Après plusieurs visites de responsables de la Région lundi 2 novembre dans des établissements scolaires, notamment de son président, Xavier Bertrand, le constat est « que la distanciation d’un mètre n’est pas applicable, ou en tout cas pas appliquée » dans les gros établissements, a relevé Mme Martin.

« Le gros point noir » est la restauration scolaire, mais le problème se pose aussi dans les cours de récréation et pour la circulation des élèves dont peu « ont réalisé » l’impératif de respecter les mesures sanitaires, estime-t-elle.

La Région a alerté le ministère de l’Éducation et est « prête à aider à la réflexion », a-t-elle ajouté, prônant une révision des effectifs, avec des cours « moitié en présentiel, moitié en distanciel ».

« Nous allons certainement mobiliser les régions sur cette thématique », via l’Association des régions de France, a-t-elle ajouté.

Des enseignants du collège et du lycée Baudelaire de Roubaix, dans la Métropole européenne de Lille, se sont de leur côté mis en grève mardi, réclamant « des effectifs réduits » d’élèves, des « moyens pour que l’aération, la limitation du brassage et le nettoyage renforcé soient effectifs » et des masques chirurgicaux pour professeurs et élèves.

« Au lycée, 70 % des professeurs sont grévistes aujourd’hui. Seulement deux cours ont eu lieu ce matin. Au collège, au moins 30 % des enseignants sont en grève, une proportion qui pourrait évoluer », a affirmé à l’AFP Tiphaine Colin, professeur de sciences économiques et sociales et représentante du Snes-FSU.

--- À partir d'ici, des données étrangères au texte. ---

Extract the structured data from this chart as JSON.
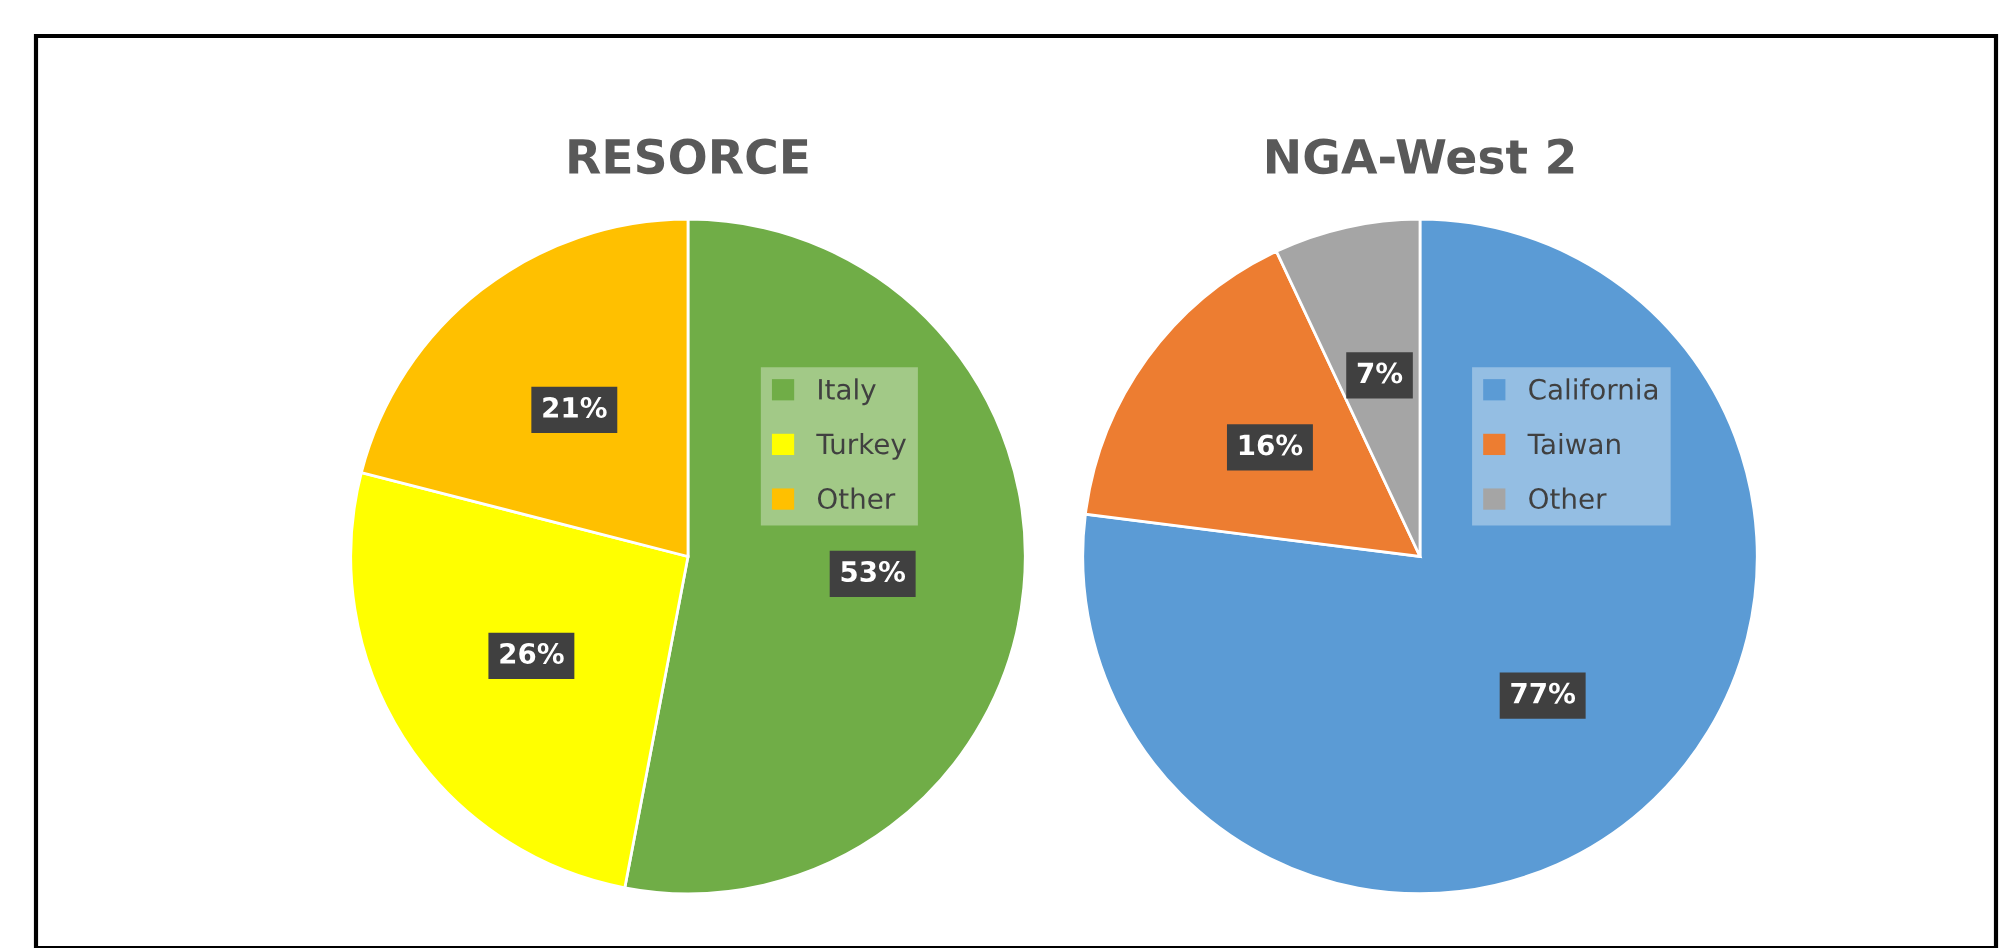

« Localement, ce n’est pas possible de mettre en place le protocole national sans moyens et les établissements n’ont eu aucun moyen supplémentaire », a-t-elle expliqué, déplorant un « énorme décalage entre le discours et la réalité ».

« On veut à tout prix éviter la fermeture de l’établissement car ça entraîne un fort décrochage scolaire des élèves », a-t-elle ajouté, réclamant des « mesures nationales » pour réduire les effectifs, avec « des allègements de programme et un report du bac ».